MINT: Multimodal Integrated Knowledge Transfer to Large Language Models through Preference Optimization with Biomedical Applications

Published: 11 Jun 2025, Last Modified: 18 Jul 2025GenBio 2025 SpotlightEveryoneRevisionsBibTeXCC BY 4.0
Keywords: Multimodal Models, Large Language Models, Rare Disease Prediction, Tissue Type Classification, Preference Optimization
TL;DR: A Framework transfers knowledge from multimodal biomedical models to unimodal LLMs through preference optimization, enhancing rare disease prediction and tissue classification without requiring multimodal inputs during inference.

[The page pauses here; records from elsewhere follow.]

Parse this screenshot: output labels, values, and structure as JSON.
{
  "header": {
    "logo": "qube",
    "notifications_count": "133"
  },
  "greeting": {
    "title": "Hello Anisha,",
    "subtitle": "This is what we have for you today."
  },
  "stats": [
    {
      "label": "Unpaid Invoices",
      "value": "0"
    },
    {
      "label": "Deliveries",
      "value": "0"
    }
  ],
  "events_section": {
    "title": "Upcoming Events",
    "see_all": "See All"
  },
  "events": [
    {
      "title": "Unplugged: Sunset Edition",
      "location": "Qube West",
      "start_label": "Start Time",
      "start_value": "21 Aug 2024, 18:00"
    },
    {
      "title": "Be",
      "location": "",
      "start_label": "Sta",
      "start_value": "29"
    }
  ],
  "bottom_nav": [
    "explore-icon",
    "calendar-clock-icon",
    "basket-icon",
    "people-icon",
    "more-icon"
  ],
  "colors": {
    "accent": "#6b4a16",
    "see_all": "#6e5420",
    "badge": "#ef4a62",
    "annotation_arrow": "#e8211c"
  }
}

Abstract: The scarcity of high-quality multimodal biomedical data limits the effective fine-tuning of Large Language Models (LLMs) for specialized tasks. We introduce MINT (Multimodal Integrated kNowledge Transfer), a framework that aligns unimodal decoder-only models with domain-specific patterns from multimodal biomedical data through preference optimization, primarily implemented using the Odds Ratio Preference Optimization (ORPO) framework. MINT leverages upstream multimodal machine learning models to transfer domain expertise to downstream text-only or image-only LLMs, as demonstrated in two applications: (1) Rare genetic disease prediction from texts; (2) Tissue type classification using cell nucleus images. In both cases, MINT-based models outperform those enhanced with alternative approaches such as Supervised Fine-tuning and Retrieval-augmented Generation, even surpassing much larger foundation models in some scenarios. Our study highlights how MINT effectively grafts the classification strengths of encoder-only models into large decoder only models, enhancing reasoning abilities, and reducing hallucination in biomedical applications.